Some of these systems offer detailed search functions, by means of which outcomes to many frequently asked questions in the review can quickly be gained. Businesses can use the outcomes of the contract review for operational questions or as part of due diligence, for a single transaction or for specific projects. With a view to Brexit for example, an interesting question could be to ask which contracts of a particular business English law applies to. Or which guarantees issued by another party are still in force.
3. Automated redaction or blacklining
Privacy and data protection rules are becoming increasingly stringent. When sharing information with other parties, lawyers are usually for this reason required to render personal data in documents anonymous. Consider here details such as name, date of birth, address, account numbers and signature, faith and political leanings.

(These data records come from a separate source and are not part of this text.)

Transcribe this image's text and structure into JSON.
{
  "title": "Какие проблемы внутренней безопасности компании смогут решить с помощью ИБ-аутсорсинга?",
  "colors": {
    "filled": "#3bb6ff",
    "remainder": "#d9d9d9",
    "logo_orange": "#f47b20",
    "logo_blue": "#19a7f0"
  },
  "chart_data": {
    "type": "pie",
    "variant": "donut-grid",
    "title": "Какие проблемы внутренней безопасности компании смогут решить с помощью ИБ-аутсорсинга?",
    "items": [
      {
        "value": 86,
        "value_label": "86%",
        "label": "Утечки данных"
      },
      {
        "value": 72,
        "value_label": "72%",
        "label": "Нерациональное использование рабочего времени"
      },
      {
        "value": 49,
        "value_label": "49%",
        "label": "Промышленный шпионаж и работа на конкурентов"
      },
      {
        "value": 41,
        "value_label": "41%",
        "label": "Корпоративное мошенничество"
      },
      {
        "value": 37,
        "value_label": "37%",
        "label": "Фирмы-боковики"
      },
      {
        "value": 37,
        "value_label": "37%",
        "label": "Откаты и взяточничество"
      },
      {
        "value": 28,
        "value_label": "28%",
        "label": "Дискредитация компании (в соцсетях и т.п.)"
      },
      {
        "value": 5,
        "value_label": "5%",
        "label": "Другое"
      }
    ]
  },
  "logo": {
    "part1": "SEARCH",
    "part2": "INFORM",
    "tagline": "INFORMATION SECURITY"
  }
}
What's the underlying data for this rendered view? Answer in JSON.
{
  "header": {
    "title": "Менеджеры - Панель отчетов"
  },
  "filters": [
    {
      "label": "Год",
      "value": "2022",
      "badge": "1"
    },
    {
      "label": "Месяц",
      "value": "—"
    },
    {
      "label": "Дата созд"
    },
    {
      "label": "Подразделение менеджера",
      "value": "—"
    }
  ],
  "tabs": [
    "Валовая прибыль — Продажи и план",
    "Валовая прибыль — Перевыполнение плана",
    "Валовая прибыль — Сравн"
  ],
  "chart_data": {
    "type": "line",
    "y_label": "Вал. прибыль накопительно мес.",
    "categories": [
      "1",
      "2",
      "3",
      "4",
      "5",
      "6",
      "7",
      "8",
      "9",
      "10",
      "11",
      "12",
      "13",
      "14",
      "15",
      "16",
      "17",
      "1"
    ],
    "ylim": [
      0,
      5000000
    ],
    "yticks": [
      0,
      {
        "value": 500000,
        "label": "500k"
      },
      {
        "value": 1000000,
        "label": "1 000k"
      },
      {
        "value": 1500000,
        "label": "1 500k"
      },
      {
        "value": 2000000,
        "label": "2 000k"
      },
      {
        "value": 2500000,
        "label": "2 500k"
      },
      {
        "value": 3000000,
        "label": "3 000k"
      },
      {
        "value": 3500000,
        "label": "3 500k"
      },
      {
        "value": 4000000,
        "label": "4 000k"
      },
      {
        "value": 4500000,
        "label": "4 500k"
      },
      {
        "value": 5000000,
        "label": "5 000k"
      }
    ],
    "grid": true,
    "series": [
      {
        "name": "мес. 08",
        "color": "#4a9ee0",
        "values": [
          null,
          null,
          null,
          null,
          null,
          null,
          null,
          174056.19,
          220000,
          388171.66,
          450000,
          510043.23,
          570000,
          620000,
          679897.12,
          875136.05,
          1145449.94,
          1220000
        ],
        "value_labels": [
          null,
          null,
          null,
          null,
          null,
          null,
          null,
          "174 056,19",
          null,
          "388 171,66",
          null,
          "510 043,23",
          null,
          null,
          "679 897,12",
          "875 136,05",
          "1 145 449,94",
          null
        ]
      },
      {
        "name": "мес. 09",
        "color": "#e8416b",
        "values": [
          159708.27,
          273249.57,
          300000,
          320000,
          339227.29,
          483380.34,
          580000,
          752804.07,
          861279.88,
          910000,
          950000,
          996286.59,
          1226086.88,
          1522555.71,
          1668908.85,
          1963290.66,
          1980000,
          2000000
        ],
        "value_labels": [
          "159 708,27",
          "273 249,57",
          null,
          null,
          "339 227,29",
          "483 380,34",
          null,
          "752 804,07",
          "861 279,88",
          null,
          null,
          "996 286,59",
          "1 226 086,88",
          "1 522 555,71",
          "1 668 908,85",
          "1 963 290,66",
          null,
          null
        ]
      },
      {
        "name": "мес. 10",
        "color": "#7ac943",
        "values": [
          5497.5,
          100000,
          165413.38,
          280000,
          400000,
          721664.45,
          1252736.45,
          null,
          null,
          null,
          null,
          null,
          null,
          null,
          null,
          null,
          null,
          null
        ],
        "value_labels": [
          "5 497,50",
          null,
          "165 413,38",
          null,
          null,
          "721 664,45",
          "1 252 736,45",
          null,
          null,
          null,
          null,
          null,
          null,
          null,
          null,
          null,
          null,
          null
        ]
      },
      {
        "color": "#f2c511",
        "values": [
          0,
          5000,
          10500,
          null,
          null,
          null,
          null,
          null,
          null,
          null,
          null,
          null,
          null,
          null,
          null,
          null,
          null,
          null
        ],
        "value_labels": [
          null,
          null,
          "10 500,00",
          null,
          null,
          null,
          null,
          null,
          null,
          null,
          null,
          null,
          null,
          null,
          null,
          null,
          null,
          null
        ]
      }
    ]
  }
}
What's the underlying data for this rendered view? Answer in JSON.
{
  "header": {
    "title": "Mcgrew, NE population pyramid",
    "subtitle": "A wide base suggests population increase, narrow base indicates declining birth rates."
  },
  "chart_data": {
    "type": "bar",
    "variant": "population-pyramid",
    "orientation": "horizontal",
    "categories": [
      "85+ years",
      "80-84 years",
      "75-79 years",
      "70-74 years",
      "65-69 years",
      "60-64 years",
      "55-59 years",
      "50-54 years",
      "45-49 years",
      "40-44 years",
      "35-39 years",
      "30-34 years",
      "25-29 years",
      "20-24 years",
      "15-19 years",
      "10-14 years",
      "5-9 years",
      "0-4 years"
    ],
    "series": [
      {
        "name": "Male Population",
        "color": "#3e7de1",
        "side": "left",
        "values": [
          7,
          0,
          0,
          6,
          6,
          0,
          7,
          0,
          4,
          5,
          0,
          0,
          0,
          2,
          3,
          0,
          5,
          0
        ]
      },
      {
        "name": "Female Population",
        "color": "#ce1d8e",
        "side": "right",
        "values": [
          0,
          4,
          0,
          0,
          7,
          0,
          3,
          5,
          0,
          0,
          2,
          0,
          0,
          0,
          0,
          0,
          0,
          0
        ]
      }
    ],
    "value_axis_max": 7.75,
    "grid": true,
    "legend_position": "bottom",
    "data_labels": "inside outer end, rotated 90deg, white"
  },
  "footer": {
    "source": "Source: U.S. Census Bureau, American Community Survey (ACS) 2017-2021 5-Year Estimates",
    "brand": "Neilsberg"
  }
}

Anonymising is done by ‘blacklining’ or ‘redacting’. Redaction of commercially sensitive or confidential information can also be necessary in M&A processes, as a result of contract conditions or where information falls under professional confidentiality.
Lawyers still often redact this sort of information with a black pen on hard copy, which they then scan in once more. In other cases they may well use software in which the black pen is replaced by a digital pen. But everything is still inspected with the human eye. This is an extremely time-consuming and costly process given a large number of documents. Data analysis software can speed this up enormously.
Firstly because the documentation is classified and easily searchable. But more importantly, using data analysis software, lawyers can search for sensitive personal data on the basis of input criteria. They can then have it redacted automatically. The amount of information that can be automatically redacted depends largely on the type of information. If for example a lawyer wishes to redact the names of persons, and is able to supply a correct list of the names, then automated redaction delivers good results. By way of support, lawyers can also work with so-called ‘text mining lists’. The data analysis software then generates its own list of personal names, for example from names that the software has encountered in the documentation. A lawyer can check a list of this kind, alter it where necessary, and then use it for automated redaction. Completely automated document redaction is currently rare, but the time gained from partially automated redaction is considerable: from 50% to as much as 90%.